На каждом произведении печати (книгах, брошюрах, картах, портретах и т. под.) должны быть напечатаны имена типографа, издателя, a также автора и заказчика.
По отношению к типографиям декрет заключает в себе следующие меры. Число типографий остается ограниченным 20-ю в Лондоне и по одной в обоих университетских городах (Оксфорде и Кембридже). Собственниками типографий в Лондоне являются члены «Компании типографов», имена которых перечислены в самом декрете. Если кто-либо из них, вследствие смерти или по иной причине, вынужден оставить занятие книгопечатанием, то освобождающаяся вакансия замещается по усмотрению архиепископа Кентерберийского или епископа Лондонского, которые по этому предмету должны войти в соглашение с шестью другими членами Верховной Комиссии (High Commissioners).
В целях «лучшего открытия тайного печатания не-дозволенных произведений» директору и надзирателям (Master and Wardens) Компании или двум собственникам типографам, по назначению архиепископа Кентерберийского или епископа Лондонского, дается «право и власть, взяв себе помощь, какую они признают необходимою, обыскивать дома и лавки (в какое время они признают нужным), особенно же типографские заведения, смотреть, что печатается, и требовать цензурного дозволения (license), чтобы видеть, разрешено ли это или нет, и если нет, то забирать на-печатанное вместе с виновными лицами и представлять их для дальнейших распоряжений архиепископу Кентерберийскому или епископу Лондонскому».

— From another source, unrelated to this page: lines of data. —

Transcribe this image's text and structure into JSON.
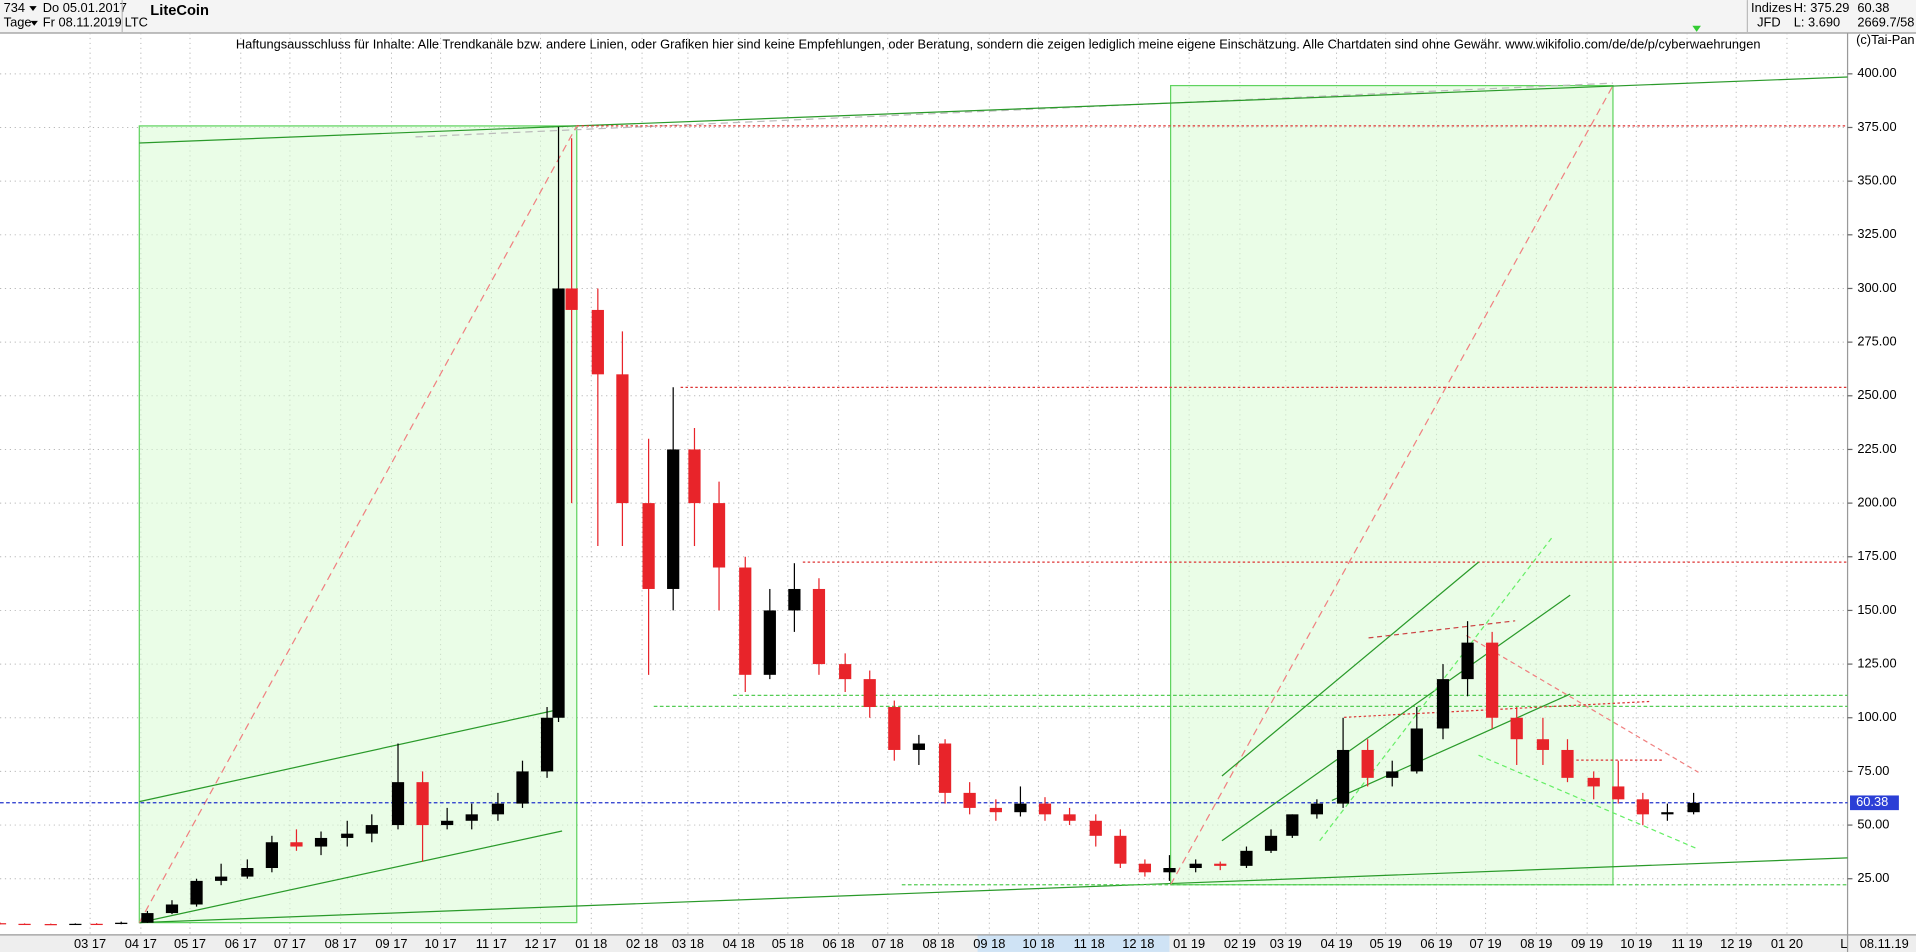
{
  "header": {
    "count": "734",
    "start": "Do 05.01.2017",
    "period": "Tage",
    "end": "Fr 08.11.2019",
    "title": "LiteCoin",
    "symbol": "LTC",
    "disclaimer": "Haftungsausschluss für Inhalte: Alle Trendkanäle bzw. andere Linien, oder Grafiken hier sind keine Empfehlungen, oder Beratung, sondern die zeigen lediglich meine eigene Einschätzung. Alle Chartdaten sind ohne Gewähr.  www.wikifolio.com/de/de/p/cyberwaehrungen",
    "market": "Indizes",
    "exchange": "JFD",
    "high": "H: 375.29",
    "low": "L: 3.690",
    "last": "60.38",
    "volume": "2669.7/58",
    "copyright": "(c)Tai-Pan",
    "scale_mode": "L",
    "end_date": "08.11.19"
  },
  "chart_data": {
    "type": "candlestick",
    "last_price": {
      "value": 60.38,
      "label": "60.38"
    },
    "xlim": [
      "2017-01-05",
      "2020-02-07"
    ],
    "ylim": [
      0,
      419
    ],
    "xticks": [
      {
        "value": "2017-03-01",
        "label": "03 17"
      },
      {
        "value": "2017-04-01",
        "label": "04 17"
      },
      {
        "value": "2017-05-01",
        "label": "05 17"
      },
      {
        "value": "2017-06-01",
        "label": "06 17"
      },
      {
        "value": "2017-07-01",
        "label": "07 17"
      },
      {
        "value": "2017-08-01",
        "label": "08 17"
      },
      {
        "value": "2017-09-01",
        "label": "09 17"
      },
      {
        "value": "2017-10-01",
        "label": "10 17"
      },
      {
        "value": "2017-11-01",
        "label": "11 17"
      },
      {
        "value": "2017-12-01",
        "label": "12 17"
      },
      {
        "value": "2018-01-01",
        "label": "01 18"
      },
      {
        "value": "2018-02-01",
        "label": "02 18"
      },
      {
        "value": "2018-03-01",
        "label": "03 18"
      },
      {
        "value": "2018-04-01",
        "label": "04 18"
      },
      {
        "value": "2018-05-01",
        "label": "05 18"
      },
      {
        "value": "2018-06-01",
        "label": "06 18"
      },
      {
        "value": "2018-07-01",
        "label": "07 18"
      },
      {
        "value": "2018-08-01",
        "label": "08 18"
      },
      {
        "value": "2018-09-01",
        "label": "09 18"
      },
      {
        "value": "2018-10-01",
        "label": "10 18"
      },
      {
        "value": "2018-11-01",
        "label": "11 18"
      },
      {
        "value": "2018-12-01",
        "label": "12 18"
      },
      {
        "value": "2019-01-01",
        "label": "01 19"
      },
      {
        "value": "2019-02-01",
        "label": "02 19"
      },
      {
        "value": "2019-03-01",
        "label": "03 19"
      },
      {
        "value": "2019-04-01",
        "label": "04 19"
      },
      {
        "value": "2019-05-01",
        "label": "05 19"
      },
      {
        "value": "2019-06-01",
        "label": "06 19"
      },
      {
        "value": "2019-07-01",
        "label": "07 19"
      },
      {
        "value": "2019-08-01",
        "label": "08 19"
      },
      {
        "value": "2019-09-01",
        "label": "09 19"
      },
      {
        "value": "2019-10-01",
        "label": "10 19"
      },
      {
        "value": "2019-11-01",
        "label": "11 19"
      },
      {
        "value": "2019-12-01",
        "label": "12 19"
      },
      {
        "value": "2020-01-01",
        "label": "01 20"
      }
    ],
    "yticks": [
      {
        "value": 25,
        "label": "25.00"
      },
      {
        "value": 50,
        "label": "50.00"
      },
      {
        "value": 75,
        "label": "75.00"
      },
      {
        "value": 100,
        "label": "100.00"
      },
      {
        "value": 125,
        "label": "125.00"
      },
      {
        "value": 150,
        "label": "150.00"
      },
      {
        "value": 175,
        "label": "175.00"
      },
      {
        "value": 200,
        "label": "200.00"
      },
      {
        "value": 225,
        "label": "225.00"
      },
      {
        "value": 250,
        "label": "250.00"
      },
      {
        "value": 275,
        "label": "275.00"
      },
      {
        "value": 300,
        "label": "300.00"
      },
      {
        "value": 325,
        "label": "325.00"
      },
      {
        "value": 350,
        "label": "350.00"
      },
      {
        "value": 375,
        "label": "375.00"
      },
      {
        "value": 400,
        "label": "400.00"
      }
    ],
    "up_color": "#000000",
    "down_color": "#e8242a",
    "x": [
      "2017-01-05",
      "2017-01-20",
      "2017-02-05",
      "2017-02-20",
      "2017-03-05",
      "2017-03-20",
      "2017-04-05",
      "2017-04-20",
      "2017-05-05",
      "2017-05-20",
      "2017-06-05",
      "2017-06-20",
      "2017-07-05",
      "2017-07-20",
      "2017-08-05",
      "2017-08-20",
      "2017-09-05",
      "2017-09-20",
      "2017-10-05",
      "2017-10-20",
      "2017-11-05",
      "2017-11-20",
      "2017-12-05",
      "2017-12-12",
      "2017-12-20",
      "2018-01-05",
      "2018-01-20",
      "2018-02-05",
      "2018-02-20",
      "2018-03-05",
      "2018-03-20",
      "2018-04-05",
      "2018-04-20",
      "2018-05-05",
      "2018-05-20",
      "2018-06-05",
      "2018-06-20",
      "2018-07-05",
      "2018-07-20",
      "2018-08-05",
      "2018-08-20",
      "2018-09-05",
      "2018-09-20",
      "2018-10-05",
      "2018-10-20",
      "2018-11-05",
      "2018-11-20",
      "2018-12-05",
      "2018-12-20",
      "2019-01-05",
      "2019-01-20",
      "2019-02-05",
      "2019-02-20",
      "2019-03-05",
      "2019-03-20",
      "2019-04-05",
      "2019-04-20",
      "2019-05-05",
      "2019-05-20",
      "2019-06-05",
      "2019-06-20",
      "2019-07-05",
      "2019-07-20",
      "2019-08-05",
      "2019-08-20",
      "2019-09-05",
      "2019-09-20",
      "2019-10-05",
      "2019-10-20",
      "2019-11-05"
    ],
    "open": [
      4.3,
      4.0,
      3.9,
      3.8,
      4.0,
      3.9,
      4.5,
      9,
      13,
      24,
      26,
      30,
      42,
      40,
      44,
      46,
      50,
      70,
      50,
      52,
      55,
      60,
      75,
      100,
      300,
      290,
      260,
      200,
      160,
      225,
      200,
      170,
      120,
      150,
      160,
      125,
      118,
      105,
      85,
      88,
      65,
      58,
      56,
      60,
      55,
      52,
      45,
      32,
      28,
      30,
      32,
      31,
      38,
      45,
      55,
      60,
      85,
      72,
      75,
      95,
      118,
      135,
      100,
      90,
      85,
      72,
      68,
      62,
      55,
      56
    ],
    "high": [
      4.6,
      4.2,
      4.1,
      4.2,
      4.3,
      5.0,
      10,
      15,
      25,
      32,
      34,
      45,
      48,
      47,
      52,
      55,
      88,
      75,
      58,
      60,
      65,
      80,
      105,
      375.29,
      370,
      300,
      280,
      230,
      254,
      235,
      210,
      175,
      160,
      172,
      165,
      130,
      122,
      108,
      92,
      90,
      70,
      62,
      68,
      63,
      58,
      55,
      48,
      34,
      36,
      34,
      33,
      40,
      48,
      55,
      62,
      100,
      90,
      80,
      105,
      125,
      145,
      140,
      105,
      100,
      90,
      75,
      80,
      65,
      60,
      65
    ],
    "low": [
      3.7,
      3.8,
      3.7,
      3.7,
      3.8,
      3.8,
      4.4,
      8.5,
      12,
      22,
      25,
      28,
      38,
      36,
      40,
      42,
      48,
      33,
      48,
      48,
      52,
      58,
      72,
      98,
      200,
      180,
      180,
      120,
      150,
      180,
      150,
      112,
      118,
      140,
      120,
      112,
      100,
      80,
      78,
      60,
      55,
      52,
      54,
      52,
      50,
      40,
      30,
      26,
      24,
      28,
      29,
      30,
      37,
      44,
      53,
      58,
      68,
      68,
      74,
      90,
      110,
      95,
      78,
      78,
      70,
      62,
      60,
      50,
      52,
      55
    ],
    "close": [
      4.0,
      3.9,
      3.8,
      4.0,
      3.9,
      4.5,
      9,
      13,
      24,
      26,
      30,
      42,
      40,
      44,
      46,
      50,
      70,
      50,
      52,
      55,
      60,
      75,
      100,
      300,
      290,
      260,
      200,
      160,
      225,
      200,
      170,
      120,
      150,
      160,
      125,
      118,
      105,
      85,
      88,
      65,
      58,
      56,
      60,
      55,
      52,
      45,
      32,
      28,
      30,
      32,
      31,
      38,
      45,
      55,
      60,
      85,
      72,
      75,
      95,
      118,
      135,
      100,
      90,
      85,
      72,
      68,
      62,
      55,
      56,
      60.38
    ]
  }
}
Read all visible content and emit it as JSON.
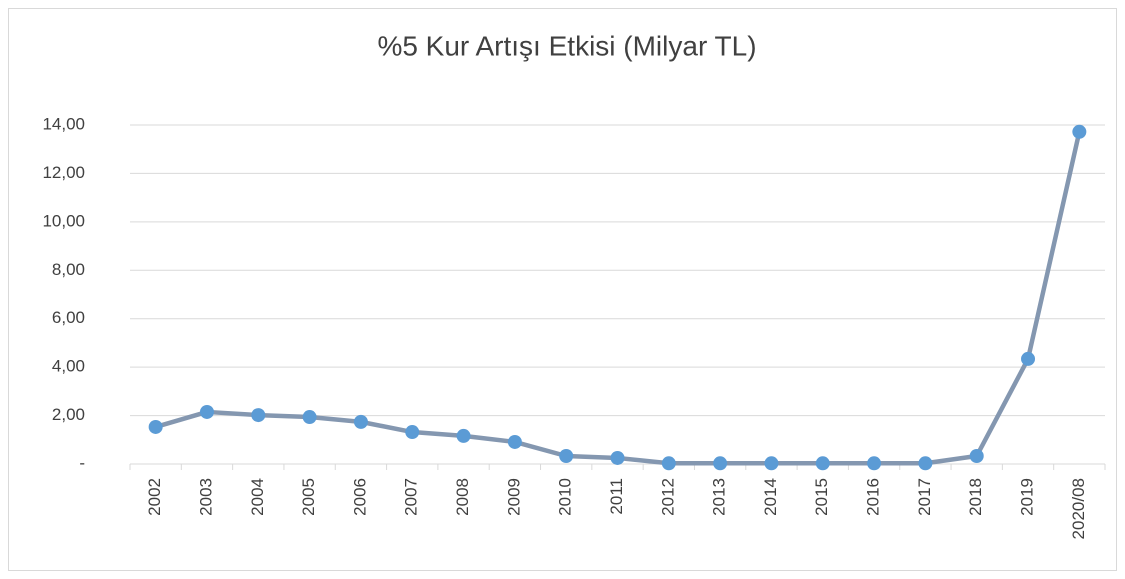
{
  "chart_data": {
    "type": "line",
    "title": "%5 Kur Artışı Etkisi (Milyar TL)",
    "categories": [
      "2002",
      "2003",
      "2004",
      "2005",
      "2006",
      "2007",
      "2008",
      "2009",
      "2010",
      "2011",
      "2012",
      "2013",
      "2014",
      "2015",
      "2016",
      "2017",
      "2018",
      "2019",
      "2020/08"
    ],
    "values": [
      1.53,
      2.15,
      2.02,
      1.94,
      1.74,
      1.32,
      1.16,
      0.91,
      0.33,
      0.25,
      0.03,
      0.03,
      0.03,
      0.03,
      0.03,
      0.03,
      0.33,
      4.34,
      13.72
    ],
    "color": "#8497b0",
    "marker_color": "#5b9bd5",
    "ylim": [
      0,
      14
    ],
    "yticks": [
      {
        "value": 0,
        "label": "-"
      },
      {
        "value": 2,
        "label": "2,00"
      },
      {
        "value": 4,
        "label": "4,00"
      },
      {
        "value": 6,
        "label": "6,00"
      },
      {
        "value": 8,
        "label": "8,00"
      },
      {
        "value": 10,
        "label": "10,00"
      },
      {
        "value": 12,
        "label": "12,00"
      },
      {
        "value": 14,
        "label": "14,00"
      }
    ],
    "grid": true
  }
}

Означенным досмотрщикам (searchers) дозволяется также — «если при обыске они найдут какую-либо книгу или книги, или часть книги или книг, которые по их предположению заключают в себе вещи, противные доктрине и дисциплине английской церкви, или государству, или правительству — забирать, при этом подозрении, такие книги и представлять их для дальнейших распоряжений указанным лицам.
Все книги, привозимые из-за границы, задерживаются на таможне и подлежат предварительному рассмотрению Архиепископа Кентерберийского, епископа Лондонского или кого-либо по их назначению.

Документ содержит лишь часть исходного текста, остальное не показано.